Perciò che tu finisca con l’amarmi oppure no, la cosa non ha poi grande importanza. Sì, certo, per me è importante, ma il mondo proseguirà ugualmente per la sua strada. La cosa importante è che entrambi uniamo i nostri sforzi per prepararti a quell’Opera. Se verrà anche l’amore, se potrai essere il mio Uomo e io la tua Donna, lo prenderemo come un dono insperato e ne godremo finché durerà.

XI

LA BACCHETTA

Perché Hank Dowser facesse ritorno a Hatrack doveva trascorrere una settimana. Una settimana frustrante e senza alcun profitto, giacché, nonostante tutti i suoi sforzi, non era riuscito a trovare un punto abbastanza asciutto in cui quella gente potesse scavarsi la cantina che tanto desiderava. «È tutto bagnato» aveva detto. «Se qui sotto c’è acqua da tutte le parti, io non posso farci nulla.»

Ma quelli se l’erano ugualmente presa con lui. La gente era fatta così: si comportava come se fosse il rabdomante a mettere l’acqua là dove si trovava, invece di limitarsi a constatarne la presenza. Anche alle fiaccole succedeva la stessa cosa. Tutti a dar loro la colpa di aver causato ciò che avevano visto, mentre in realtà non avevano fatto altro che vederlo. La maggior parte delle persone era incapace non solo di provar gratitudine, ma anche semplicemente di capire quel che gli succedeva.

Perciò era per lui un sollievo rivedere una persona tutto sommato a posto come Makepeace Smith. Anche se Hank non poteva approvare sino in fondo il modo in cui Makepeace trattava il suo apprendista. Ma con che diritto lo criticava? Lui stesso non si era comportato molto meglio… Sì, a ripensarci era profondamente imbarazzato dal modo in cui si era scagliato contro quel ragazzo tanto da indurre il suo padrone a picchiarlo, e tutto questo per una bazzecola, in fondo: solo perché si era sentito pungere nel vivo.
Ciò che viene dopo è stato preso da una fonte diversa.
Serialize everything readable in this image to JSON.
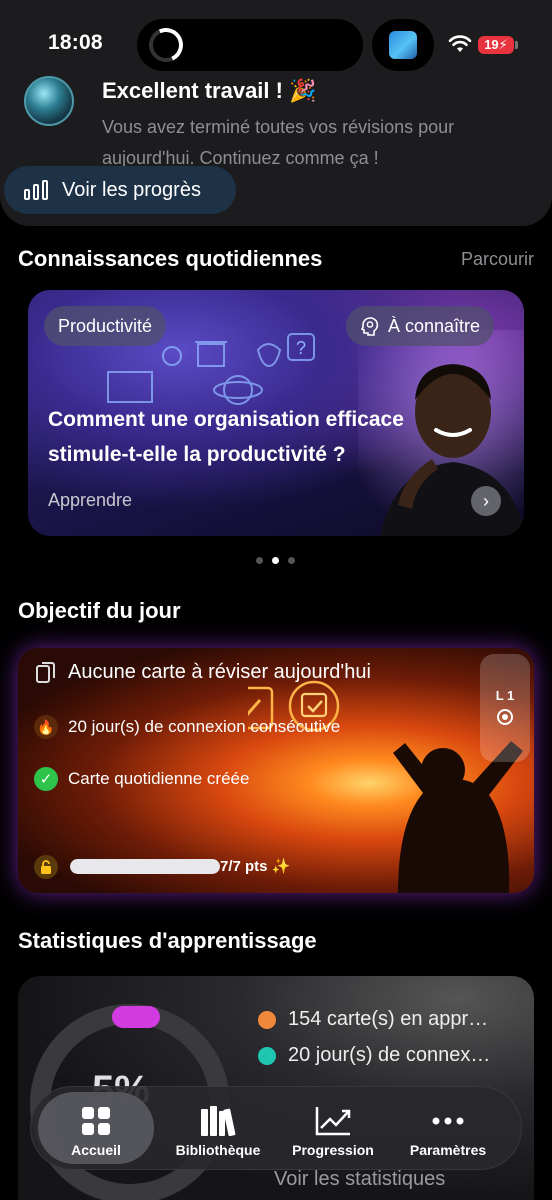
{
  "status_bar": {
    "time": "18:08",
    "battery": "19"
  },
  "notification": {
    "title": "Excellent travail ! 🎉",
    "body": "Vous avez terminé toutes vos révisions pour aujourd'hui. Continuez comme ça !",
    "progress_button": "Voir les progrès"
  },
  "knowledge": {
    "section_title": "Connaissances quotidiennes",
    "browse_link": "Parcourir",
    "card": {
      "category": "Productivité",
      "badge": "À connaître",
      "title": "Comment une organisation efficace stimule-t-elle la productivité ?",
      "action": "Apprendre"
    },
    "pagination": {
      "total": 3,
      "active": 2
    }
  },
  "goal": {
    "section_title": "Objectif du jour",
    "items": [
      {
        "icon": "cards-icon",
        "text": "Aucune carte à réviser aujourd'hui"
      },
      {
        "icon": "fire-icon",
        "text": "20 jour(s) de connexion consécutive"
      },
      {
        "icon": "check-badge-icon",
        "text": "Carte quotidienne créée"
      }
    ],
    "level": "L 1",
    "progress_value": 1.0,
    "points": "7/7 pts ✨"
  },
  "stats": {
    "section_title": "Statistiques d'apprentissage",
    "percent": "5%",
    "legend": [
      {
        "text": "154 carte(s) en appr…",
        "color": "#f0883a"
      },
      {
        "text": "20 jour(s) de connex…",
        "color": "#1fc7b0"
      }
    ],
    "link": "Voir les statistiques"
  },
  "tabbar": {
    "tabs": [
      {
        "label": "Accueil",
        "icon": "grid-icon",
        "active": true
      },
      {
        "label": "Bibliothèque",
        "icon": "books-icon",
        "active": false
      },
      {
        "label": "Progression",
        "icon": "chart-icon",
        "active": false
      },
      {
        "label": "Paramètres",
        "icon": "more-icon",
        "active": false
      }
    ]
  }
}
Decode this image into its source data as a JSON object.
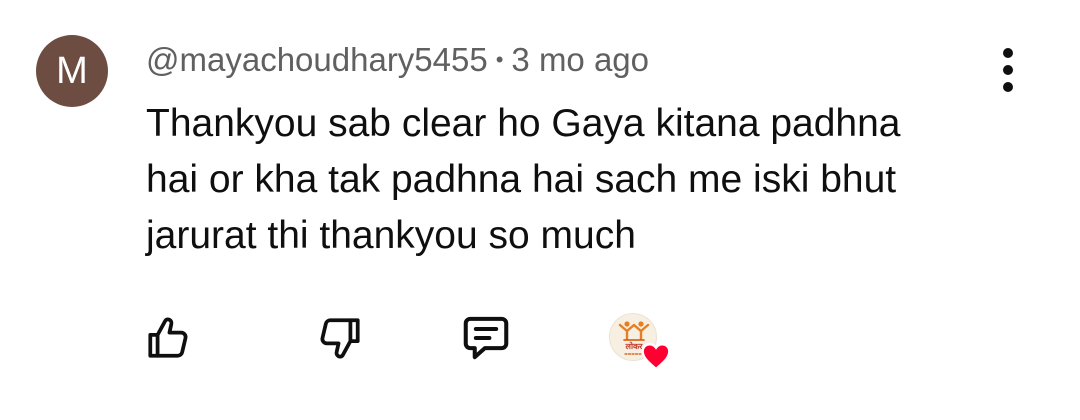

Gesù si era lasciato frustare e incoronare di spine in silenzio, e io perdo la testa solo perché un ragazzino si lascia sfuggire qualche parola di troppo. Ah, pensieri come quelli mettevano Hank Dowser di malumore, e adesso non avrebbe chiesto di meglio che un’occasione per chieder scusa a quel ragazzo.

Il ragazzo però non era a casa, ed era un peccato, anche se Hank non ebbe tempo per crucciarsene. Gertie Smith lo condusse in casa e lo ingozzò a tal punto da fargli pensare che per mandar giù un altro boccone avrebbero dovuto cacciarglielo in gola a colpi di mazza. «Non riesco neanche a stare in piedi» borbottò Hank, ed era vero; ma era altrettanto vero che, come cuoca, Gertie Smith era all’altezza del marito come fabbro, dell’apprendista come maniscalco e di Hank come rabdomante, vale a dire che il suo era un vero dono. Ciascuno aveva il suo talento, ciascuno aveva ricevuto da Dio un’abilità particolare, e tutti erano tenuti a dividerne i benefici con gli altri… Ecco come avrebbero dovuto andare le cose a questo mondo.